GD: Even in Cruising it’s like they get right to the sex you know, like what is it Al Pacino says, “Hips or lips?” It’s so corny. But they’re like ready to fuck. Whereas in the Rambles…I like to call it the Rambles, I put an S at the end, is that wrong?
Queer Forty: It’s The Ramble but we all call it The Rambles.
GD: Our film is you know, it’s more about the that excitement of just being in that environment. A lot of guys go there and cruise but rarely get off because then once you get off, then you’re done. You want to stay in that mode of just meeting different guys and you know…so yeah, our movie is very that. It’s very different from Cruising.
Queer Forty: Do you have any advice for emerging queer artists who want to get their work out there?
TV: Don’t think that you need to get permission from someone. I think that’s a problem that a lot of people think they need to get someone to approve them to do something or raise a certain amount of money. Everybody’s got a cell phone, just start making a movie and stay true to yourself. Stay true to your story that you want to tell. And just do it. There’s nothing stopping you from doing it except yourself.
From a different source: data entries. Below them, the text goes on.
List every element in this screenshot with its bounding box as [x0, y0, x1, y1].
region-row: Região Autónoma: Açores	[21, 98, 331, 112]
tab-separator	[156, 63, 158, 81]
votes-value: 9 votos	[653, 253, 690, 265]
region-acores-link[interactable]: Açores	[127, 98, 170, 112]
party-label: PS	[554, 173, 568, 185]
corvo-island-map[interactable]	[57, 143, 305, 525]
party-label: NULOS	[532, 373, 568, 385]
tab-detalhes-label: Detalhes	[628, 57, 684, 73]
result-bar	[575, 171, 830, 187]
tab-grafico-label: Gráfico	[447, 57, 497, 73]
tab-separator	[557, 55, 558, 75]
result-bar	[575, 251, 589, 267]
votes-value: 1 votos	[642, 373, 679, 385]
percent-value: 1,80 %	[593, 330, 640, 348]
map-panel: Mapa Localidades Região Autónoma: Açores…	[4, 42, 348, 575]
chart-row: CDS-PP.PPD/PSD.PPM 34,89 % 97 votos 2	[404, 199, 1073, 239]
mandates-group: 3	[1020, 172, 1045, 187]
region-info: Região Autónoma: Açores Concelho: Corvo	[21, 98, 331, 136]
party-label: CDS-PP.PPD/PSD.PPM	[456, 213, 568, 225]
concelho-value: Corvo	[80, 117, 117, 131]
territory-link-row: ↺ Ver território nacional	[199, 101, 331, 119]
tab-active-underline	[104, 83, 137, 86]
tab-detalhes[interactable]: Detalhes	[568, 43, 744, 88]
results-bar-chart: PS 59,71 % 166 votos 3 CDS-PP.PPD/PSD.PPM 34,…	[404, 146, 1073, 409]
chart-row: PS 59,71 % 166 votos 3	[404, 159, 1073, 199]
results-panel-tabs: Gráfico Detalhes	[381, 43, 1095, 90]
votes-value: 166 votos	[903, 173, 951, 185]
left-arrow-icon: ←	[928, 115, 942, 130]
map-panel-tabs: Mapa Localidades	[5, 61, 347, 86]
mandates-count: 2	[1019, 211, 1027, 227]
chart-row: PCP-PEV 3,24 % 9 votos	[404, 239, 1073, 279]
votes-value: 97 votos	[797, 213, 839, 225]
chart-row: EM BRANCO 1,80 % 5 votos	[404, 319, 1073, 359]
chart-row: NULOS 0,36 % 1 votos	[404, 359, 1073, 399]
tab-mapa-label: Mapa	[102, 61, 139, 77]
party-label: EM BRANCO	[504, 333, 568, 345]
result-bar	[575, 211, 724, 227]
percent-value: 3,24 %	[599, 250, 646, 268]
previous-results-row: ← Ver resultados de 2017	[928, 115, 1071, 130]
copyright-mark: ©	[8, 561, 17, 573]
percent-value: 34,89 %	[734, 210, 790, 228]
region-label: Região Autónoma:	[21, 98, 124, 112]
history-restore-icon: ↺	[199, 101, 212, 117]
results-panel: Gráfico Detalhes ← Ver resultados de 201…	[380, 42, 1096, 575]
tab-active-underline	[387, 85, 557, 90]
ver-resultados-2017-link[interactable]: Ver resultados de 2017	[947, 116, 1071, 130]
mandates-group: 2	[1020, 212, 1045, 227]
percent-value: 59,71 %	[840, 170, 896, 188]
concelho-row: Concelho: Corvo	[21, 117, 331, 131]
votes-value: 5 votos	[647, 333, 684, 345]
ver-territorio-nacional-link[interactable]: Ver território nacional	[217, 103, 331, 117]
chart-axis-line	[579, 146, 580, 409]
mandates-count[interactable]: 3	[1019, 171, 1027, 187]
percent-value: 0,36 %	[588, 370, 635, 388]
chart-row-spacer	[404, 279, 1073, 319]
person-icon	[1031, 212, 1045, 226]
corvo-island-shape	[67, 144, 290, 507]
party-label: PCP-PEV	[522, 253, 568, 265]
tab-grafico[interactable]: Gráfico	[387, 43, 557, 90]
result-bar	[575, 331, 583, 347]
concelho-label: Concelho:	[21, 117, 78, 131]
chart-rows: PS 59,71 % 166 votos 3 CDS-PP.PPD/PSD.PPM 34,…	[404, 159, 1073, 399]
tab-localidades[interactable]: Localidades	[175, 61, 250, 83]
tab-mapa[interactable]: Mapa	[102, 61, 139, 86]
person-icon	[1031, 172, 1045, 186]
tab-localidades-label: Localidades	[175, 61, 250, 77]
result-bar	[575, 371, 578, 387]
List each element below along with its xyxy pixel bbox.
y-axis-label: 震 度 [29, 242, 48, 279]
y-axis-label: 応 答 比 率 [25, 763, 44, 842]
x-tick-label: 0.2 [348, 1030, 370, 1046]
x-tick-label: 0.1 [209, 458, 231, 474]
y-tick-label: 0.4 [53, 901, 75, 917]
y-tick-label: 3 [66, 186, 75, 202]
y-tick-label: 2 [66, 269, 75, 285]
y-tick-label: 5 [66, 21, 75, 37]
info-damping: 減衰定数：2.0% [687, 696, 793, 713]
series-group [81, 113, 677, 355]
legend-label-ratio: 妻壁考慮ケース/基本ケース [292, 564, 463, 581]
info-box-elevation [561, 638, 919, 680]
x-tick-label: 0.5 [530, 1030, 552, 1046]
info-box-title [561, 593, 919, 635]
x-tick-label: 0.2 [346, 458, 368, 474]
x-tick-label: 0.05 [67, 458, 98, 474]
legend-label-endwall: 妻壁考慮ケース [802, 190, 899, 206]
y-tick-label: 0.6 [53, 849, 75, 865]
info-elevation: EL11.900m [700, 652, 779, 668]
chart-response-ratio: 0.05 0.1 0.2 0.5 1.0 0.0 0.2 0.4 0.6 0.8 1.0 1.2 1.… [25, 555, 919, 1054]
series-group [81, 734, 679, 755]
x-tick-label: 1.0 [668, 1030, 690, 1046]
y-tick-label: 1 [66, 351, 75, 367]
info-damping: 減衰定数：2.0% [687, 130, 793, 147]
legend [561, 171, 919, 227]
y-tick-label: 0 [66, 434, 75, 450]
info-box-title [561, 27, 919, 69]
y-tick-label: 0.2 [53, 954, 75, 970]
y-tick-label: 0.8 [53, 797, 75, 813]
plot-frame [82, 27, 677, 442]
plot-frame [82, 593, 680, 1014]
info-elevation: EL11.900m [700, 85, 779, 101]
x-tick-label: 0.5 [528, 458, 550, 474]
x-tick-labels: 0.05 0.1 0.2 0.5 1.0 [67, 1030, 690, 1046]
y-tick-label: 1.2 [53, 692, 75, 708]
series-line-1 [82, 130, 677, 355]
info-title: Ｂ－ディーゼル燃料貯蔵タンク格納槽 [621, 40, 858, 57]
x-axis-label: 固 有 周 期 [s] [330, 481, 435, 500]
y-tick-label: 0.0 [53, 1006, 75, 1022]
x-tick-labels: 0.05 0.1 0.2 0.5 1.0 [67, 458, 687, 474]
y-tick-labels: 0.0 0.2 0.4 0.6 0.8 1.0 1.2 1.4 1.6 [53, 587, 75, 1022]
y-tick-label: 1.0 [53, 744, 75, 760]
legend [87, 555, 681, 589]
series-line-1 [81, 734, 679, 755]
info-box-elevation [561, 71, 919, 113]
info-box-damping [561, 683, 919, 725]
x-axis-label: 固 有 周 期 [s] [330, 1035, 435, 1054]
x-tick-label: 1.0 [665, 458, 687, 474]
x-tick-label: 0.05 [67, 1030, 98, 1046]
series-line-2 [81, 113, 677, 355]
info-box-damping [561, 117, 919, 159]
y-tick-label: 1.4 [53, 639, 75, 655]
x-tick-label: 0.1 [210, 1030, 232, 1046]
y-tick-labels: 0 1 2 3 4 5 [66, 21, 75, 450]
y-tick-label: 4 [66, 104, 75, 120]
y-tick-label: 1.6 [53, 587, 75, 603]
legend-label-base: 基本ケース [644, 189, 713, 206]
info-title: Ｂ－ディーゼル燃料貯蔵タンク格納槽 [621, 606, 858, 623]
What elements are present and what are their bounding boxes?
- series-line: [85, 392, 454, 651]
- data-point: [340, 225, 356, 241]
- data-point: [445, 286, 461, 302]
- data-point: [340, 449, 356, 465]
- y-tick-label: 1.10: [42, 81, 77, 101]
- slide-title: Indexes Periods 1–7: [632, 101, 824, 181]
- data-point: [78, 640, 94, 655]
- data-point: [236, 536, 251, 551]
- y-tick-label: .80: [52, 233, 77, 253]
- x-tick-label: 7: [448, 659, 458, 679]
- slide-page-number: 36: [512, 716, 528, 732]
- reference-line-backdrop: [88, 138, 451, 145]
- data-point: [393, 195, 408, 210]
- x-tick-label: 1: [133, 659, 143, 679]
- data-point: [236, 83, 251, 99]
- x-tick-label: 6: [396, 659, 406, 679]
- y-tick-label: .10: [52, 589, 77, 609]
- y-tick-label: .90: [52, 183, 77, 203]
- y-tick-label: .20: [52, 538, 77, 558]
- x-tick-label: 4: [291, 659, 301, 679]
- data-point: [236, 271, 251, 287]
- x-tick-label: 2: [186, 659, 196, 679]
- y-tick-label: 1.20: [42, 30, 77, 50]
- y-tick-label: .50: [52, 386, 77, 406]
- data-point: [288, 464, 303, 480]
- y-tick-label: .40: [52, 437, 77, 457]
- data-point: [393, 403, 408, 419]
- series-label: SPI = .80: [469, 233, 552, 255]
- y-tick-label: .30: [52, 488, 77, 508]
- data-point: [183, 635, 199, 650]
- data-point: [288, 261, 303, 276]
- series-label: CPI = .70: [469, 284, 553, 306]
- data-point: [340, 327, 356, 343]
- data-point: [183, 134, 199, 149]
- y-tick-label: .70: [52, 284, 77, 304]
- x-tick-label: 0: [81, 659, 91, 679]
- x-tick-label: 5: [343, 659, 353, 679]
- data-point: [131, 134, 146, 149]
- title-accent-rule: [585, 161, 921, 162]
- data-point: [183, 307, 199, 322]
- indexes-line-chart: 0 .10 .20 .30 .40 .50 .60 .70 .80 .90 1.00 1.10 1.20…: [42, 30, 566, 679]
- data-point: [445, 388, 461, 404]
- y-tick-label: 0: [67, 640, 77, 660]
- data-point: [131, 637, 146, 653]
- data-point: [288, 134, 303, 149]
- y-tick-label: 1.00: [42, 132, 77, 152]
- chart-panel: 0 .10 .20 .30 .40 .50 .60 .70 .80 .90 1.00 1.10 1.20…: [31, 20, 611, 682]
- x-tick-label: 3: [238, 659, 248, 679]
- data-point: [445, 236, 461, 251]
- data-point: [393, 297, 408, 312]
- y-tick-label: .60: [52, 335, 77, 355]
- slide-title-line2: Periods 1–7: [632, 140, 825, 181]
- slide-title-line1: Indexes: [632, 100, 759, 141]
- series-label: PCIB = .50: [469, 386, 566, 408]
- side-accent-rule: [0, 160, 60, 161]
GD: I echo exactly what Todd said. It sounds cliche, but truly, tell stories that about things that you know about experiences that you’ve had, and the work is going to thrive from that. And just be yourself. Again, it’s so cliche and corny but it’s, it’s the absolute truth and just do it. It’s now or never, right? There’s never going to be a perfect time. Just do it.
Queer Forty: What are your hopes for the new year?
TD: I hope to work with Guillermo again, we’ve been talking about a couple of other projects. Hopefully, that will happen in the next year.
GD: I’m so excited to work with Todd again. I really am craving it. You know, I did a couple of things after our movie and it’s just not the same as being on a Todd Verow set. Two and a half years ago, I directed my first Indie feature and I’m in the postproduction process of that now and starting to submit to festivals. I don’t freaking know how Todd does it because it’s not an easy feat at all. It was super difficult and challenging. And especially when it’s not my writing or my film, I just directed it. But anyway, it was very exciting and that should be out hopefully in the next year and a half or so.
You Can’t Stay Here has an exclusive NYC theatrical engagement, opening January 5 2024 at the IFC Center.